Каждый из них готов был сделать все возможное, чтобы спасти мать, но чуда не случилось.
Вспоминая ее предсмертные слова, Вадим потом часто задавал себе вопрос: а все ли он действительно сделал, чтобы мать подольше прожила? Может, нужно было каждый год отвозить ее в санаторий, не расстраивать… Два младших сына сильно пили, семьи их развалились, мать очень болезненно воспринимала все это, но у него, Вадима, не повернулся язык попрекнуть братьев, сидевших у постели умирающей матери со скорбными лицами.
И потом, когда она умерла, его поразило, как изменилось все в ней. Нет, не лицо, оно и у живой было почти как у покойника, а сама неподвижность будто вдавленного в гроб тела. Даже ночью, во сне, расслабив все свои мышцы, спящий человек не выглядит так. Мертвый же, он, хотя и лежит, вместе с тем будто постепенно проваливается, становится плоским, невесомым. Пожалуй, это открытие для него в ту минуту было самым сильным ощущением от смерти матери…

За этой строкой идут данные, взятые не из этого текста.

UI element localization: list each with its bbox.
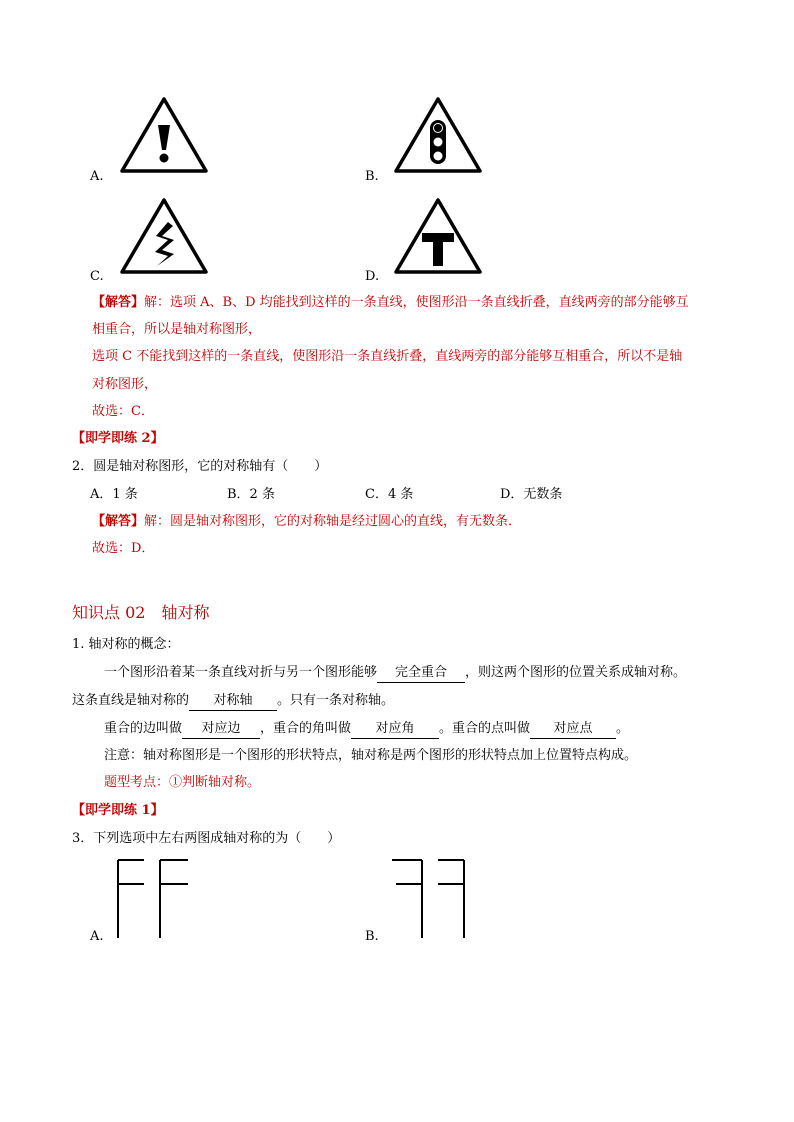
concept-text: 重合的边叫做: [104, 721, 183, 736]
concept-para-1: [104, 664, 686, 683]
mirror-reversed-f-shape-figure: [386, 856, 476, 942]
q2-option-c[interactable]: C．4 条: [365, 487, 414, 502]
q2-stem: 2．圆是轴对称图形，它的对称轴有（ ）: [72, 459, 328, 474]
t-junction-sign-icon: [392, 196, 484, 276]
fill-blank-point: 对应点: [530, 720, 616, 739]
concept-text: ，则这两个图形的位置关系成轴对称。: [465, 665, 687, 680]
q2-answer-text: 解：圆是轴对称图形，它的对称轴是经过圆心的直线，有无数条．: [144, 514, 522, 529]
section-title: 知识点 02 轴对称: [72, 603, 210, 622]
concept-para-2: [72, 692, 394, 711]
warning-exclamation-sign-icon: [118, 95, 210, 175]
concept-text: 。: [616, 721, 630, 736]
answer-line-3: 选项 C 不能找到这样的一条直线，使图形沿一条直线折叠，直线两旁的部分能够互相重合，所以不是轴: [92, 349, 683, 364]
option-d-label: D.: [365, 269, 380, 284]
answer-line-1: 解：选项 A、B、D 均能找到这样的一条直线，使图形沿一条直线折叠，直线两旁的部分能够互: [144, 295, 689, 310]
concept-note: 注意：轴对称图形是一个图形的形状特点，轴对称是两个图形的形状特点加上位置特点构成。: [104, 748, 638, 763]
fill-blank-axis: 对称轴: [189, 692, 277, 711]
option-c-label: C.: [90, 269, 104, 284]
answer-line-2: 相重合，所以是轴对称图形，: [92, 322, 262, 337]
q2-option-d[interactable]: D．无数条: [500, 487, 563, 502]
concept-para-3: [104, 720, 629, 739]
exam-point: 题型考点：①判断轴对称。: [104, 775, 261, 790]
q3-option-a-label: A.: [90, 929, 104, 944]
q2-choice: 故选：D．: [92, 541, 155, 556]
concept-text: 一个图形沿着某一条直线对折与另一个图形能够: [104, 665, 378, 680]
concept-text: 这条直线是轴对称的: [72, 693, 190, 708]
fill-blank-complete-overlap: 完全重合: [377, 664, 465, 683]
option-b-label: B.: [365, 169, 379, 184]
option-a-label: A.: [90, 169, 104, 184]
falling-rocks-sign-icon: [118, 196, 210, 276]
answer-tag: 【解答】: [92, 295, 145, 310]
fill-blank-edge: 对应边: [182, 720, 260, 739]
q2-answer-tag: 【解答】: [92, 514, 145, 529]
q2-option-b[interactable]: B．2 条: [227, 487, 275, 502]
q3-option-b-label: B.: [365, 929, 379, 944]
q3-stem: 3．下列选项中左右两图成轴对称的为（ ）: [72, 831, 341, 846]
concept-text: ，重合的角叫做: [260, 721, 352, 736]
answer-line-4: 对称图形，: [92, 377, 158, 392]
concept-text: 。重合的点叫做: [439, 721, 531, 736]
mirror-f-shape-figure: [112, 856, 202, 942]
practice-label-2: 【即学即练 2】: [72, 431, 164, 446]
practice-label-1: 【即学即练 1】: [72, 803, 164, 818]
concept-heading: 1. 轴对称的概念：: [72, 637, 180, 652]
answer-line-5: 故选：C．: [92, 404, 154, 419]
traffic-light-sign-icon: [392, 95, 484, 175]
fill-blank-angle: 对应角: [351, 720, 439, 739]
concept-text: 。只有一条对称轴。: [277, 693, 395, 708]
q2-option-a[interactable]: A．1 条: [90, 487, 138, 502]
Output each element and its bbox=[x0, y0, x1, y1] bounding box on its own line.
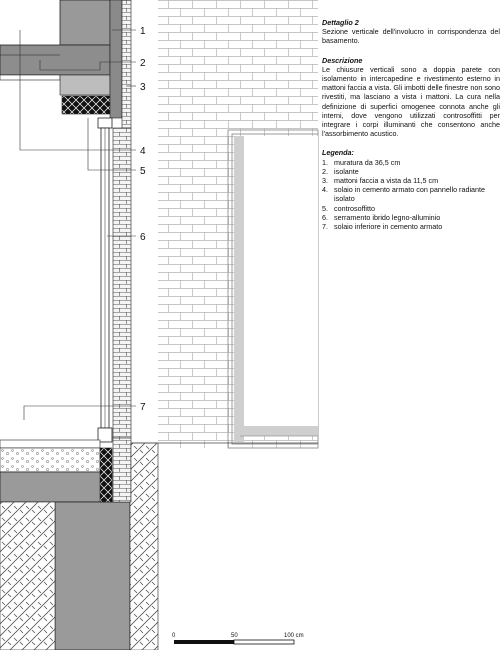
upper-wall-block bbox=[60, 0, 110, 45]
floor-finish bbox=[0, 440, 100, 448]
panel-subtitle: Sezione verticale dell'involucro in corrispondenza del basamento. bbox=[322, 27, 500, 46]
floor-gravel bbox=[0, 448, 100, 472]
lintel-insulation bbox=[62, 96, 110, 114]
facing-brick-column bbox=[113, 128, 131, 438]
soil-right bbox=[130, 443, 158, 650]
legend-item: 4. solaio in cemento armato con pannello radiante isolato bbox=[322, 185, 486, 204]
scale-bar bbox=[172, 633, 304, 644]
upper-slab bbox=[0, 45, 110, 75]
legend-item: 7. solaio inferiore in cemento armato bbox=[322, 222, 443, 232]
caption-panel bbox=[322, 0, 500, 650]
window-frame bbox=[98, 118, 112, 442]
foundation-insulation bbox=[100, 448, 112, 502]
description-text: Le chiusure verticali sono a doppia parete con isolamento in intercapedine e rivestimento esterno in mattoni faccia a vista. Gli imbotti delle finestre non sono rivestiti, ma lasciano a vista i mattoni. La cura nella definizione di superfici omogenee connota anche gli interni, dove vengono utilizzati controsoffitti per integrare i corpi illuminanti che consentono anche l'assorbimento acustico. bbox=[322, 64, 500, 139]
legend-list bbox=[322, 158, 500, 232]
description-heading: Descrizione bbox=[322, 55, 363, 65]
panel-title: Dettaglio 2 bbox=[322, 18, 359, 27]
callout-5: 5 bbox=[140, 166, 146, 177]
callout-6: 6 bbox=[140, 232, 146, 243]
wall-masonry-upper bbox=[110, 0, 122, 118]
scale-label-0: 0 bbox=[172, 633, 176, 639]
soil-left bbox=[0, 502, 55, 650]
legend-heading: Legenda: bbox=[322, 148, 354, 158]
legend-item: 1. muratura da 36,5 cm bbox=[322, 157, 401, 167]
callout-7: 7 bbox=[140, 402, 146, 413]
ceiling-plaster bbox=[60, 75, 110, 95]
scale-label-50: 50 bbox=[231, 633, 238, 639]
callout-4: 4 bbox=[140, 146, 146, 157]
callout-1: 1 bbox=[140, 26, 146, 37]
facing-brick-base bbox=[113, 438, 131, 502]
legend-item: 6. serramento ibrido legno-alluminio bbox=[322, 212, 441, 222]
facing-brick-upper bbox=[122, 0, 131, 128]
scale-label-100: 100 cm bbox=[284, 633, 304, 639]
window-reveal bbox=[228, 130, 318, 448]
slab-screed bbox=[0, 75, 60, 80]
legend-item: 2. isolante bbox=[322, 166, 359, 176]
legend-item: 3. mattoni faccia a vista da 11,5 cm bbox=[322, 176, 439, 186]
callout-2: 2 bbox=[140, 58, 146, 69]
legend-item: 5. controsoffitto bbox=[322, 203, 376, 213]
foundation-wall bbox=[55, 502, 130, 650]
callout-3: 3 bbox=[140, 82, 146, 93]
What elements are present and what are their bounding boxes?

Он поставил кран на место, разводным ключом завернул блестящие гайки, несколько раз попробовал пустить воду — противная капель прекратилась. Оттого что обошелся без вызова водопроводчика — туда еще попотеешь дозвониться, — на душе стало полегче. Мастер сделал работу, опробовал, получил удовлетворение и ушел с чувством выполненного долга, а писатель? Годы корпит над романом, а, кроме чувства неуверенности и неудовлетворенности, ничего во время процесса работы не ощущает. Даже и позже, когда выйдет книга, месяцами гложут сомнения: а все ли ты сделал так? Не упустил ли чего-нибудь важного? Как книгу примут читатели?.. А если еще найдется на твою голову какой-нибудь Луков? Одним росчерком пера перечеркнут весь твой многолетний труд!..
Вадим Федорович получил из Волгограда большое письмо от Зинаиды Ивановой, которая была не согласна со статьей Николая Лукова. Она с возмущением писала, что он поступил непорядочно: написал предвзятую бездоказательную статью. Вот, какая-то Зинаида Иванова написала — Казаков так и не вспомнил, что это та самая аспирантка, с которой его в Ялте познакомил сам Луков, — а в литературных журналах не появилось ни одной статьи, опровергающей Лукова!